My brain, meanwhile, refused to behave.

It replayed the moment behind the plant: his breathless voice, the way his eyes looked without stage lights, the tiny flash of almost laughter when I called my scream tactical.

I didn’t know him.

I knew that. I clung to it.

He was still a stranger. A person whose public life was a performance. A person whose name was screamed by thousands of people who believed they owned a piece of him.

But for ten seconds behind a fake palm tree, he’d looked like someone who just wanted to be left alone long enough to breathe.

And I’d helped.

Which was good. Good and simple.

That was all it was.

Right?

We reached our section. Sienna practically launched herself into her seat, then grabbed my arm so tightly I knew I’d have fingerprints later.

“I can’t believe I missed seeing him,” she wailed.

“I can,” I said because I was a liar.

The arena lights dimmed, this time for real.

The crowd roared like a living thing waking up.

Sienna screamed immediately because, of course, she did.

I didn’t scream.

I didn’t.

I just sat there, my heart still doing backflips, watching the stage with my mouth slightly open, trying to act like I wasn’t different than I’d been twenty minutes ago.

A low rumble of bass rolled through the floor. The LED screens flickered to life with swirling neon graphics.

Then the music hit, sharp and bright and the first silhouettes appeared.

Three figures stepped into the light.

The arena exploded.

Rory threw a hand up, already grinning like he’d been born for this. Micah stood tall and steady, scanning the crowd like he could see everything. And Jace.

Jace walked to the centre mic like nothing had happened.

Like he hadn’t been cornered in a hallway.

Like he hadn’t been hiding behind a fake plant five minutes ago.

He smiled, wide and radiant, and the scream that rose from the crowd felt like it could lift the roof clean off the building.

He lifted the mic.

“WESTBRIDGE!” he shouted, voice booming with joy. “Are you ready?”

Everyone screamed again, including Sienna, who grabbed my arm and shook it like she was trying to rattle the sound out of my bones.

Jace’s grin didn’t falter. His eyes glittered under the lights.

He looked unstoppable.

Perfect.

Happy.

And because my brain loves making my life harder, all I could think was:

That is the best acting I have ever seen in my life.
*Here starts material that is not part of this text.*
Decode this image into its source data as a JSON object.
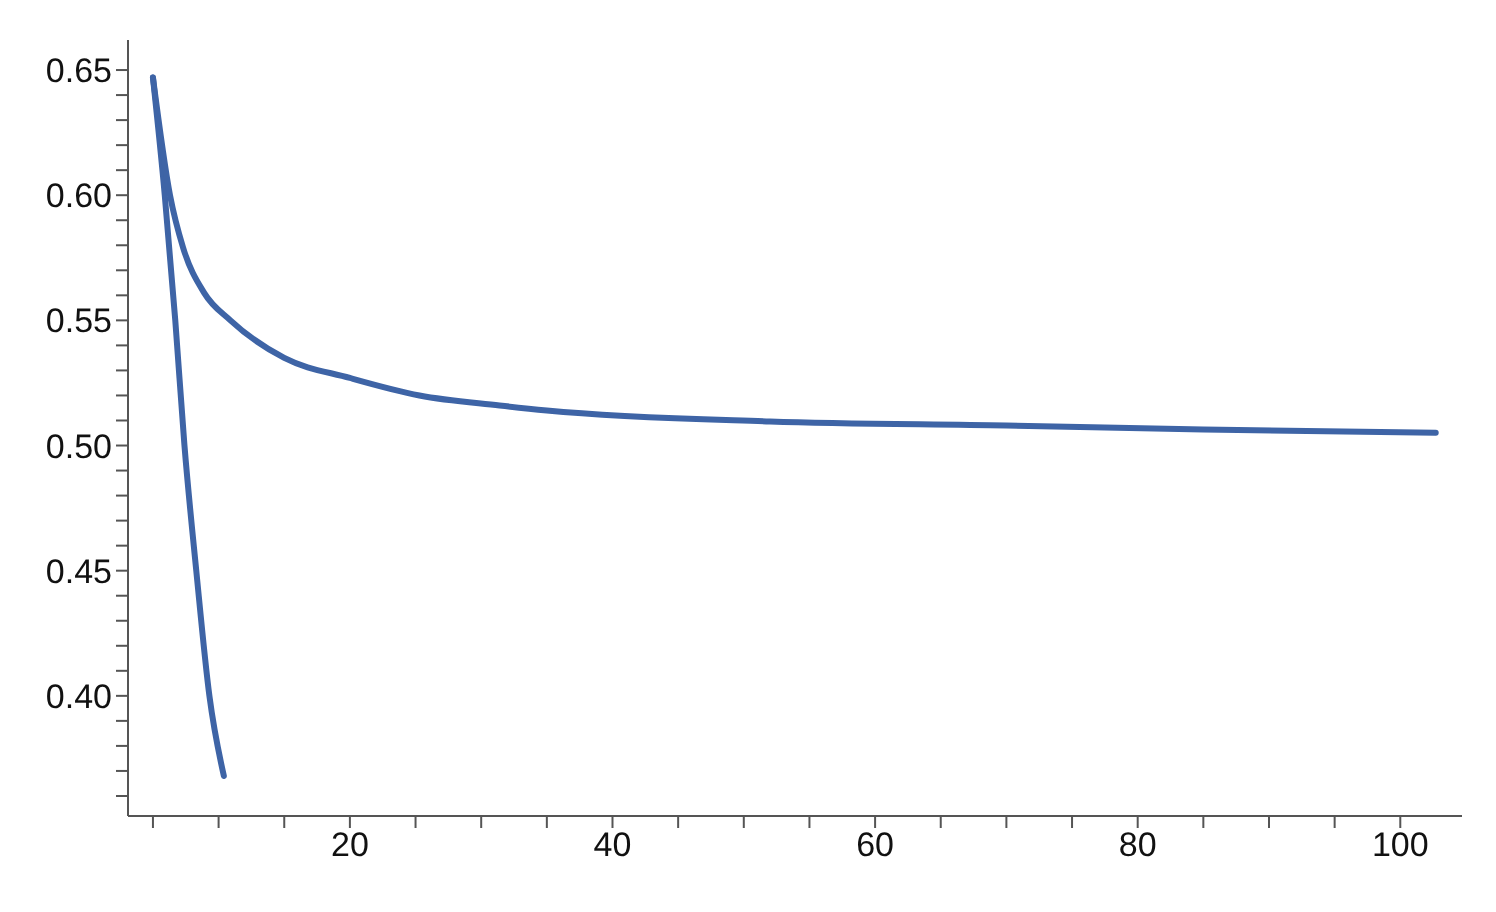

The music surged into the first song.

Sienna screamed lyrics. Everyone screamed lyrics.

I didn’t scream.

I sang along quietly, under my breath, where no one could accuse me of having feelings.

And onstage, Jace Wilder danced and laughed and pointed at the crowd like he adored every single person in it.

But once, just once, his gaze swept across the arena, and for the briefest second, it felt like it snagged on my row.

Not like he recognised me.

That would be ridiculous.

Just… like he was looking for something calm in the noise.

And then the spotlight shifted, the moment vanished, and the show swallowed him whole again.

I swallowed too, because apparently that’s what I do now when life gets weird.

Sienna leaned into my ear, screaming over the music, “THIS IS THE BEST NIGHT OF MY LIFE!”

I forced a smile and leaned back, yelling, “YET!”

Because I like optimism. Even when my heart is still stuck behind a fake plant with a boy who doesn’t know my last name.

And I had a feeling, an annoying, prickly, very unwelcome feeling, that this wasn’t going to be a one time story I laughed about later.

This felt like the beginning of something.

Something I definitely did not have time for.

Something I was absolutely not prepared for.

Something that, if I was being honest, might actually be… kind of interesting.